Electricity investors: When will they come to Russia?

With United Energy Systems (UES) and Russia’s entire electricity sector on the road towards restructuring, questions are being asked about whether foreign investors will exhibit strong interest in Russian power as they have in Russian oil.

As always, foreign investors will be seeking enticing financial returns and political guarantees that true reform in the sector is underway. Given uncertainty in the structural reforms and investor fear about corporate governance in Russia, however, direct investors are likely to be extremely cautious and to refrain from serious commitments to the power sector until 2003.

UES is attempting to improve the investment climate, at least in terms of potential financial returns. Specifically, UES expects that electricity tariffs should be at about US$0.035-0.050 by 2004, meaning that tariffs would — finally — cover costs and include a profit for electricity companies. According to Alexey Minaev, senior utility analyst at Rye, Man, Gor (RMG), until electricity tariffs supercede costs and necessary reform bills are passed in the Duma, foreigners will stay in the sidelines in 2002, with 2003 being the year that “foreigners may start coming to this market.”

Troika Dialog’s senior utility analyst Kaha Kiknavelidze, concurs.

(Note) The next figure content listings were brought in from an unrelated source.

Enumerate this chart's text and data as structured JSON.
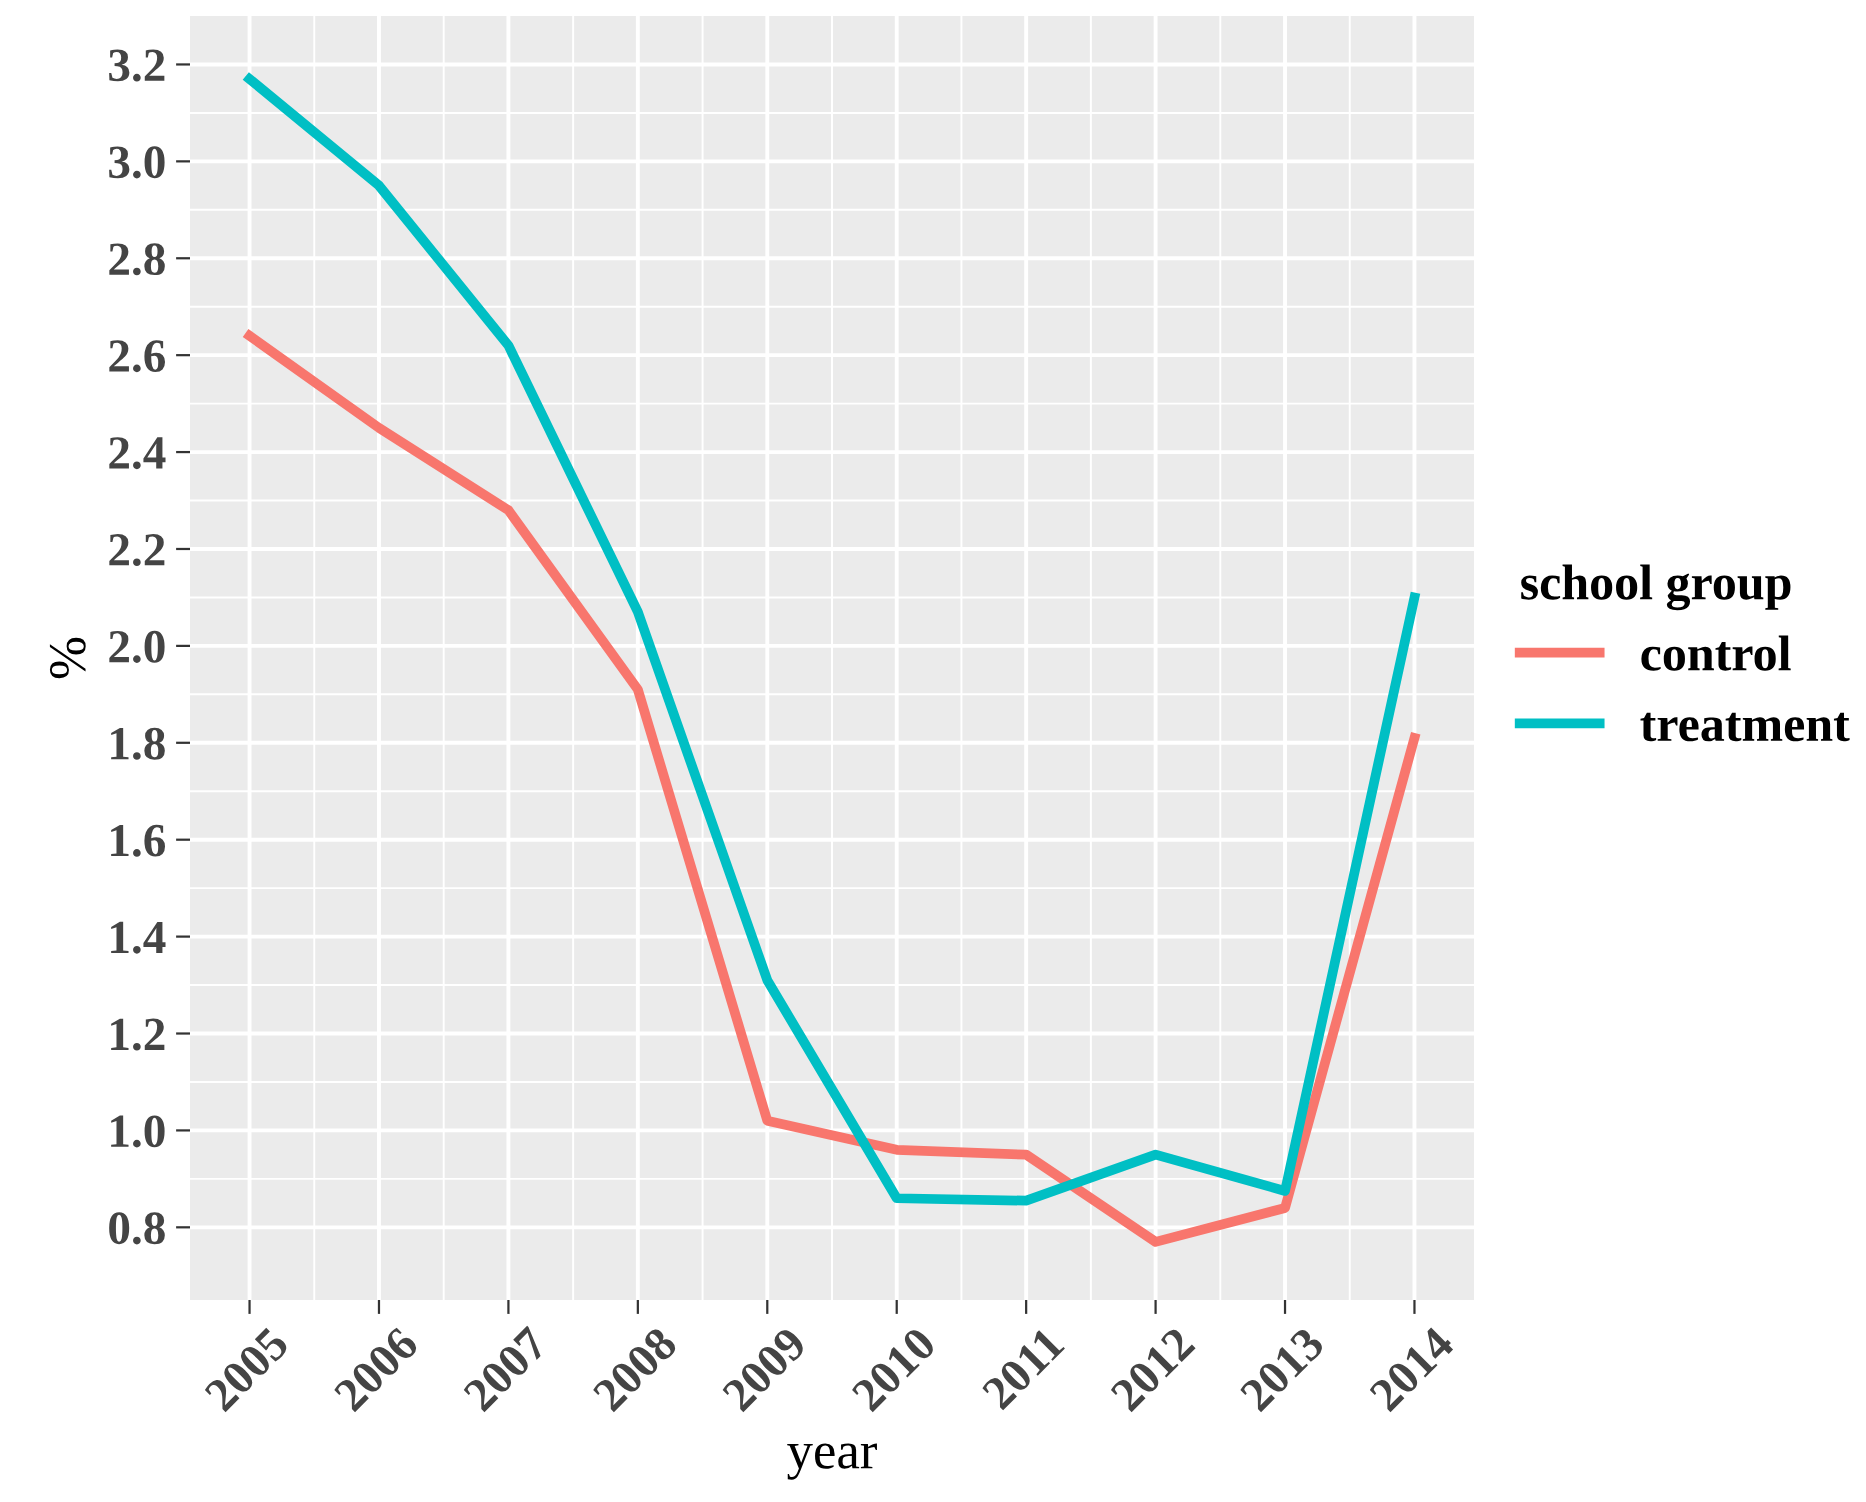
{
  "chart_data": {
    "type": "line",
    "xlabel": "year",
    "ylabel": "%",
    "legend_title": "school group",
    "legend": "right",
    "grid": true,
    "x": [
      2005,
      2006,
      2007,
      2008,
      2009,
      2010,
      2011,
      2012,
      2013,
      2014
    ],
    "series": [
      {
        "name": "control",
        "color": "#f8766d",
        "values": [
          2.64,
          2.45,
          2.28,
          1.91,
          1.02,
          0.96,
          0.95,
          0.77,
          0.84,
          1.81
        ]
      },
      {
        "name": "treatment",
        "color": "#00bfc4",
        "values": [
          3.17,
          2.95,
          2.62,
          2.07,
          1.31,
          0.86,
          0.855,
          0.95,
          0.875,
          2.1
        ]
      }
    ],
    "xlim": [
      2004.54,
      2014.46
    ],
    "ylim": [
      0.65,
      3.3
    ],
    "xticks": [
      2005,
      2006,
      2007,
      2008,
      2009,
      2010,
      2011,
      2012,
      2013,
      2014
    ],
    "yticks": [
      {
        "value": 0.8,
        "label": "0.8"
      },
      {
        "value": 1.0,
        "label": "1.0"
      },
      {
        "value": 1.2,
        "label": "1.2"
      },
      {
        "value": 1.4,
        "label": "1.4"
      },
      {
        "value": 1.6,
        "label": "1.6"
      },
      {
        "value": 1.8,
        "label": "1.8"
      },
      {
        "value": 2.0,
        "label": "2.0"
      },
      {
        "value": 2.2,
        "label": "2.2"
      },
      {
        "value": 2.4,
        "label": "2.4"
      },
      {
        "value": 2.6,
        "label": "2.6"
      },
      {
        "value": 2.8,
        "label": "2.8"
      },
      {
        "value": 3.0,
        "label": "3.0"
      },
      {
        "value": 3.2,
        "label": "3.2"
      }
    ]
  }
}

It is unlikely that observers will see “actual large-scale investments, at least in the coming 1-2 years,” he says.

Most companies in the Russian electricity sector welcome foreign investment. Unsurprisingly, the hope of receiving cash is the major attraction. According to Minaev: “UES strongly supports the coming of foreign investors into the power sector. For [CEO Anatoly] Chubais this would be ideal, as it would solve the problem of ageing assets. Most energos are controlled by UES and will likely follow UES.”

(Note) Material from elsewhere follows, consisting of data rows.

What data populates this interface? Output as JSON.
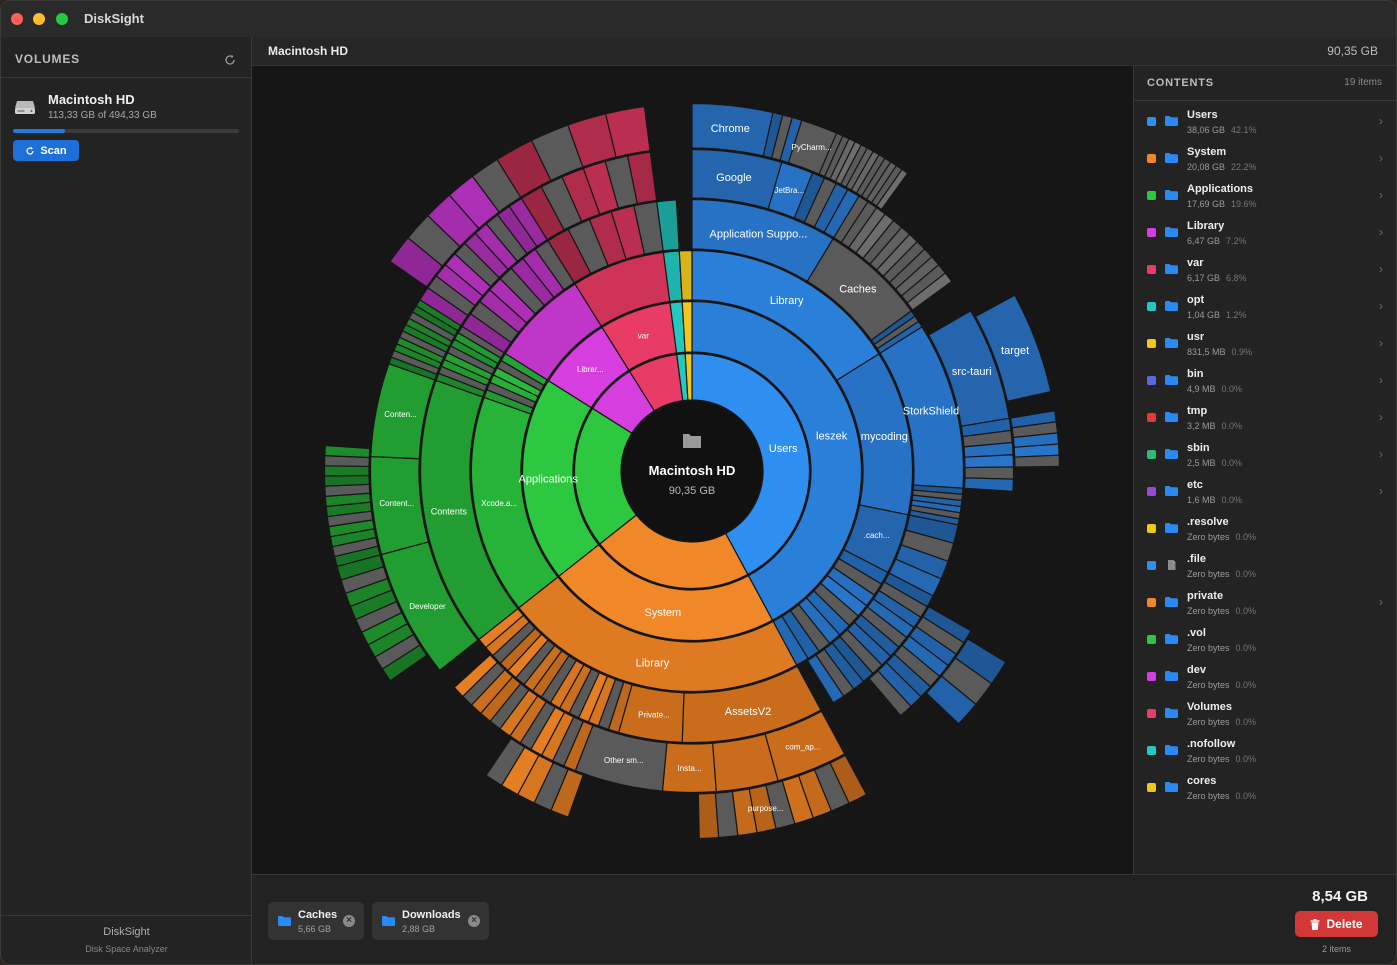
{
  "app": {
    "title": "DiskSight"
  },
  "sidebar": {
    "header": "VOLUMES",
    "volume": {
      "name": "Macintosh HD",
      "size_text": "113,33 GB of 494,33 GB",
      "used_fraction": 0.229
    },
    "scan_label": "Scan",
    "footer_title": "DiskSight",
    "footer_subtitle": "Disk Space Analyzer"
  },
  "main": {
    "title": "Macintosh HD",
    "size": "90,35 GB"
  },
  "chart": {
    "center_title": "Macintosh HD",
    "center_size": "90,35 GB"
  },
  "contents": {
    "header": "CONTENTS",
    "count": "19 items",
    "items": [
      {
        "name": "Users",
        "size": "38,06 GB",
        "pct": "42.1%",
        "color": "#2f8ff0",
        "icon": "folder-icon",
        "chevron": true
      },
      {
        "name": "System",
        "size": "20,08 GB",
        "pct": "22.2%",
        "color": "#f0882a",
        "icon": "folder-icon",
        "chevron": true
      },
      {
        "name": "Applications",
        "size": "17,69 GB",
        "pct": "19.6%",
        "color": "#2ec840",
        "icon": "folder-icon",
        "chevron": true
      },
      {
        "name": "Library",
        "size": "6,47 GB",
        "pct": "7.2%",
        "color": "#d63ee0",
        "icon": "folder-icon",
        "chevron": true
      },
      {
        "name": "var",
        "size": "6,17 GB",
        "pct": "6.8%",
        "color": "#e83c66",
        "icon": "folder-icon",
        "chevron": true
      },
      {
        "name": "opt",
        "size": "1,04 GB",
        "pct": "1.2%",
        "color": "#22c9c2",
        "icon": "folder-icon",
        "chevron": true
      },
      {
        "name": "usr",
        "size": "831,5 MB",
        "pct": "0.9%",
        "color": "#f0c81c",
        "icon": "folder-icon",
        "chevron": true
      },
      {
        "name": "bin",
        "size": "4,9 MB",
        "pct": "0.0%",
        "color": "#5b68e0",
        "icon": "folder-icon",
        "chevron": true
      },
      {
        "name": "tmp",
        "size": "3,2 MB",
        "pct": "0.0%",
        "color": "#e03a3a",
        "icon": "folder-icon",
        "chevron": true
      },
      {
        "name": "sbin",
        "size": "2,5 MB",
        "pct": "0.0%",
        "color": "#2fba76",
        "icon": "folder-icon",
        "chevron": true
      },
      {
        "name": "etc",
        "size": "1,6 MB",
        "pct": "0.0%",
        "color": "#9a48d8",
        "icon": "folder-icon",
        "chevron": true
      },
      {
        "name": ".resolve",
        "size": "Zero bytes",
        "pct": "0.0%",
        "color": "#f0c81c",
        "icon": "folder-icon",
        "chevron": false
      },
      {
        "name": ".file",
        "size": "Zero bytes",
        "pct": "0.0%",
        "color": "#2f8ff0",
        "icon": "file-icon",
        "chevron": false
      },
      {
        "name": "private",
        "size": "Zero bytes",
        "pct": "0.0%",
        "color": "#f0882a",
        "icon": "folder-icon",
        "chevron": true
      },
      {
        "name": ".vol",
        "size": "Zero bytes",
        "pct": "0.0%",
        "color": "#2ec840",
        "icon": "folder-icon",
        "chevron": false
      },
      {
        "name": "dev",
        "size": "Zero bytes",
        "pct": "0.0%",
        "color": "#d63ee0",
        "icon": "folder-icon",
        "chevron": false
      },
      {
        "name": "Volumes",
        "size": "Zero bytes",
        "pct": "0.0%",
        "color": "#e83c66",
        "icon": "folder-icon",
        "chevron": false
      },
      {
        "name": ".nofollow",
        "size": "Zero bytes",
        "pct": "0.0%",
        "color": "#22c9c2",
        "icon": "folder-icon",
        "chevron": false
      },
      {
        "name": "cores",
        "size": "Zero bytes",
        "pct": "0.0%",
        "color": "#f0c81c",
        "icon": "folder-icon",
        "chevron": false
      }
    ]
  },
  "selection": {
    "items": [
      {
        "name": "Caches",
        "size": "5,66 GB"
      },
      {
        "name": "Downloads",
        "size": "2,88 GB"
      }
    ],
    "total": "8,54 GB",
    "delete_label": "Delete",
    "count_text": "2 items"
  },
  "chart_data": {
    "type": "sunburst",
    "rings": [
      {
        "level": 1,
        "segments": [
          {
            "label": "Users",
            "value": 38.06,
            "color": "#2f8ff0"
          },
          {
            "label": "System",
            "value": 20.08,
            "color": "#f0882a"
          },
          {
            "label": "Applications",
            "value": 17.69,
            "color": "#2ec840"
          },
          {
            "label": "Library",
            "value": 6.47,
            "color": "#d63ee0"
          },
          {
            "label": "var",
            "value": 6.17,
            "color": "#e83c66"
          },
          {
            "label": "opt",
            "value": 1.04,
            "color": "#22c9c2"
          },
          {
            "label": "usr",
            "value": 0.83,
            "color": "#f0c81c"
          }
        ]
      },
      {
        "level": 2,
        "segments": [
          {
            "label": "leszek",
            "parent": "Users",
            "value": 38.06
          }
        ]
      },
      {
        "level": 3,
        "segments": [
          {
            "label": "Library",
            "parent": "leszek",
            "value": 14.55
          },
          {
            "label": "mycoding",
            "parent": "leszek",
            "value": 10.9
          },
          {
            "label": ".cach...",
            "parent": "leszek",
            "value": 4.0
          },
          {
            "label": "",
            "parent": "leszek",
            "value": 8.61
          },
          {
            "label": "Library",
            "parent": "System",
            "value": 20.08
          },
          {
            "label": "Xcode.a...",
            "parent": "Applications",
            "value": 14.5
          },
          {
            "label": "",
            "parent": "Applications",
            "value": 3.19
          },
          {
            "label": "Librar...",
            "parent": "Library",
            "value": 6.47
          }
        ]
      },
      {
        "level": 4,
        "segments": [
          {
            "label": "Application Suppo...",
            "parent": "Library",
            "value": 7.8
          },
          {
            "label": "Caches",
            "parent": "Library",
            "value": 5.66
          },
          {
            "label": "StorkShield",
            "parent": "mycoding",
            "value": 6.5
          },
          {
            "label": "AssetsV2",
            "parent": "Library",
            "value": 8.0
          },
          {
            "label": "Private...",
            "parent": "Library",
            "value": 3.5
          },
          {
            "label": "Other sm...",
            "parent": "Library",
            "value": 5.0
          },
          {
            "label": "Contents",
            "parent": "Xcode.a...",
            "value": 14.5
          }
        ]
      },
      {
        "level": 5,
        "segments": [
          {
            "label": "Google",
            "parent": "Application Suppo...",
            "value": 4.0
          },
          {
            "label": "JetBra...",
            "parent": "Application Suppo...",
            "value": 1.3
          },
          {
            "label": "src-tauri",
            "parent": "StorkShield",
            "value": 4.6
          },
          {
            "label": "com_ap...",
            "parent": "AssetsV2",
            "value": 2.8
          },
          {
            "label": "Insta...",
            "parent": "AssetsV2",
            "value": 2.4
          },
          {
            "label": "purpose...",
            "parent": "AssetsV2",
            "value": 2.4
          },
          {
            "label": "Developer",
            "parent": "Contents",
            "value": 6.0
          },
          {
            "label": "Content...",
            "parent": "Contents",
            "value": 4.5
          },
          {
            "label": "Conten...",
            "parent": "Contents",
            "value": 4.0
          }
        ]
      },
      {
        "level": 6,
        "segments": [
          {
            "label": "Chrome",
            "parent": "Google",
            "value": 2.8
          },
          {
            "label": "PyCharm...",
            "parent": "JetBra...",
            "value": 1.1
          },
          {
            "label": "target",
            "parent": "src-tauri",
            "value": 3.8
          }
        ]
      }
    ]
  }
}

In addition to cash, however, energos would also like to gain from foreign expertise. Mikhail Seleznev, senior utilities analyst at United Financial Group (UFG), believes that energos could gain expertise “in metering, disconnection procedures, and commercial losses countermeasures.”

Yet, the actions taken by energo managers will continue to keep foreign investors on guard. Cash is what is important for energos. Issues of corporate governance are not high on many energo managements’ priorities. According to Seleznev, foreign investors are “looking for control, but as it appears right now, the Russian government is not very willing to yield control. Management’s lack of openness is a major stumbling block for investors. According to Seleznev, this lack of openness is “why foreigners are looking for control – if you have control openness is not an issue any more.”

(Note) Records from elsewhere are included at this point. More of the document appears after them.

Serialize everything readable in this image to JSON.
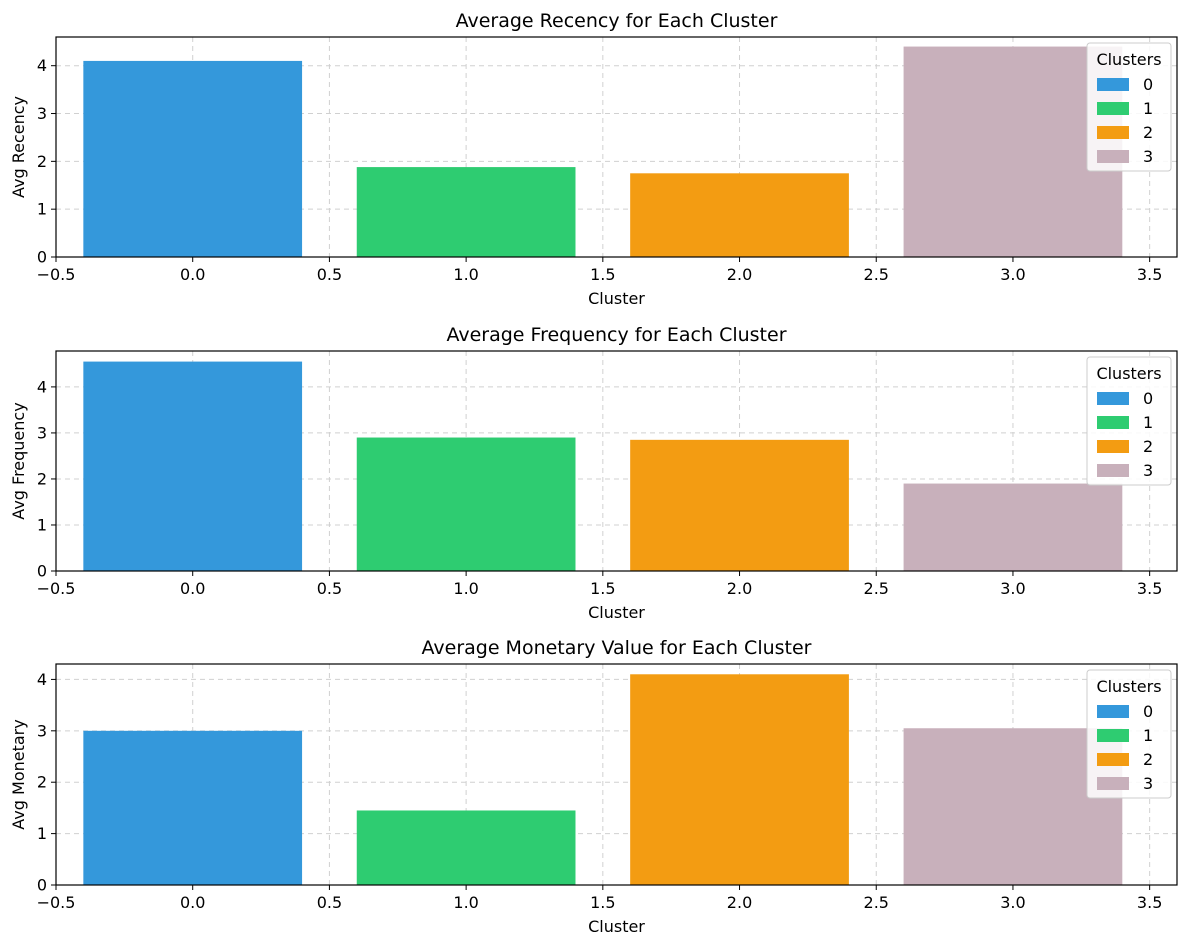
{
  "colors": {
    "cluster_0": "#3498db",
    "cluster_1": "#2ecc71",
    "cluster_2": "#f39c12",
    "cluster_3": "#c8b0bb",
    "grid": "#d0d0d0",
    "frame": "#000000"
  },
  "chart_data": [
    {
      "type": "bar",
      "title": "Average Recency for Each Cluster",
      "xlabel": "Cluster",
      "ylabel": "Avg Recency",
      "x": [
        0,
        1,
        2,
        3
      ],
      "values": [
        4.1,
        1.88,
        1.75,
        4.4
      ],
      "xlim": [
        -0.5,
        3.6
      ],
      "ylim": [
        0,
        4.6
      ],
      "xticks": [
        -0.5,
        0.0,
        0.5,
        1.0,
        1.5,
        2.0,
        2.5,
        3.0,
        3.5
      ],
      "xtick_labels": [
        "−0.5",
        "0.0",
        "0.5",
        "1.0",
        "1.5",
        "2.0",
        "2.5",
        "3.0",
        "3.5"
      ],
      "yticks": [
        0,
        1,
        2,
        3,
        4
      ],
      "ytick_labels": [
        "0",
        "1",
        "2",
        "3",
        "4"
      ],
      "bar_width": 0.8,
      "grid": true,
      "legend": {
        "title": "Clusters",
        "labels": [
          "0",
          "1",
          "2",
          "3"
        ],
        "placement": "top-right"
      }
    },
    {
      "type": "bar",
      "title": "Average Frequency for Each Cluster",
      "xlabel": "Cluster",
      "ylabel": "Avg Frequency",
      "x": [
        0,
        1,
        2,
        3
      ],
      "values": [
        4.55,
        2.9,
        2.85,
        1.9
      ],
      "xlim": [
        -0.5,
        3.6
      ],
      "ylim": [
        0,
        4.78
      ],
      "xticks": [
        -0.5,
        0.0,
        0.5,
        1.0,
        1.5,
        2.0,
        2.5,
        3.0,
        3.5
      ],
      "xtick_labels": [
        "−0.5",
        "0.0",
        "0.5",
        "1.0",
        "1.5",
        "2.0",
        "2.5",
        "3.0",
        "3.5"
      ],
      "yticks": [
        0,
        1,
        2,
        3,
        4
      ],
      "ytick_labels": [
        "0",
        "1",
        "2",
        "3",
        "4"
      ],
      "bar_width": 0.8,
      "grid": true,
      "legend": {
        "title": "Clusters",
        "labels": [
          "0",
          "1",
          "2",
          "3"
        ],
        "placement": "top-right"
      }
    },
    {
      "type": "bar",
      "title": "Average Monetary Value for Each Cluster",
      "xlabel": "Cluster",
      "ylabel": "Avg Monetary",
      "x": [
        0,
        1,
        2,
        3
      ],
      "values": [
        3.0,
        1.45,
        4.1,
        3.05
      ],
      "xlim": [
        -0.5,
        3.6
      ],
      "ylim": [
        0,
        4.3
      ],
      "xticks": [
        -0.5,
        0.0,
        0.5,
        1.0,
        1.5,
        2.0,
        2.5,
        3.0,
        3.5
      ],
      "xtick_labels": [
        "−0.5",
        "0.0",
        "0.5",
        "1.0",
        "1.5",
        "2.0",
        "2.5",
        "3.0",
        "3.5"
      ],
      "yticks": [
        0,
        1,
        2,
        3,
        4
      ],
      "ytick_labels": [
        "0",
        "1",
        "2",
        "3",
        "4"
      ],
      "bar_width": 0.8,
      "grid": true,
      "legend": {
        "title": "Clusters",
        "labels": [
          "0",
          "1",
          "2",
          "3"
        ],
        "placement": "top-right"
      }
    }
  ]
}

Minaev also point out a typical problem with Russian utilities. “The interests of shareholders may differ — for example, if a shareholder is a utilities customer at the same time.”

Clearly, management openness depends on company management, which is elected by shareholders. As such, investors should look closely at the

management, ownership, and shareholder structure of Russian power companies.

Another serious question to consider, however, is that of how regional governments would react to foreign investors. Given Russia’s political structure, local governors can wield inordinate influence on political and economic affairs of their regions. Succinctly put, RMG’s Minaev explains, “Russia is a big country and governors vary significantly in their political views.” Specifically, he said, some politicians like Moscow’s Mayor Yuri Luzhkov would resist attempts by any other party to control Mosenergo, whereas “in the regions with democratic governments, [the] situation may be opposite.”

Importantly, in most cases regional governments are not shareholders in energos or individual power stations and cannot fully thwart foreign investment. Yet the issue of raising tariffs would be a problem. According to Kiknavelidze, “foreign companies want higher tariffs, which would be met by regional governors’ opposition.”

Minaev agrees that there would be strong opposition if “newcomers began boosting tariffs,” but he sees such a move as “unlikely because there will be competition and licensing, which won’t allow arbitrary tariff growth.”

Already, some foreign electricity companies have attempted to invest in Russia. As Minaev noted, “EdF, the France-based electricity utility, reportedly joined a project on the construction of a power station in Moscow.” But negotiations between UES and foreign companies took place before the 1998 ruble crisis, which brought discussions to a jarring halt.

While it is difficult to ascertain exactly what companies would come in to Russia when reforms are more evident, those experienced in emerging markets are the likely prospects. Minaev believes that those with CIS experience such as “AES, Iberdrola, and RWE AG” are the most likely candidates. Troika’s Kiknavelidze mentioned companies such as “AES, EdF, Preussen Elektra and Fortum” as potentially interested. “AES seems to be the most aggressive and willing to take business risks, while EdF seems to be trying to negotiate government guarantees for specific projects.”

Some potential investors might have difficulties even in the early stages of exploring investments in Russia, though. According to Seleznev, “AES is most willing to come, but also most disliked by UES. They clashed over electricity supplies to Turkey from Georgia.” Undeniably, he said companies with close relationships to UES, such as “EdF and E.ON (one of the principal shareholders in Lenenergo)” might have an easier time getting a foot in the door.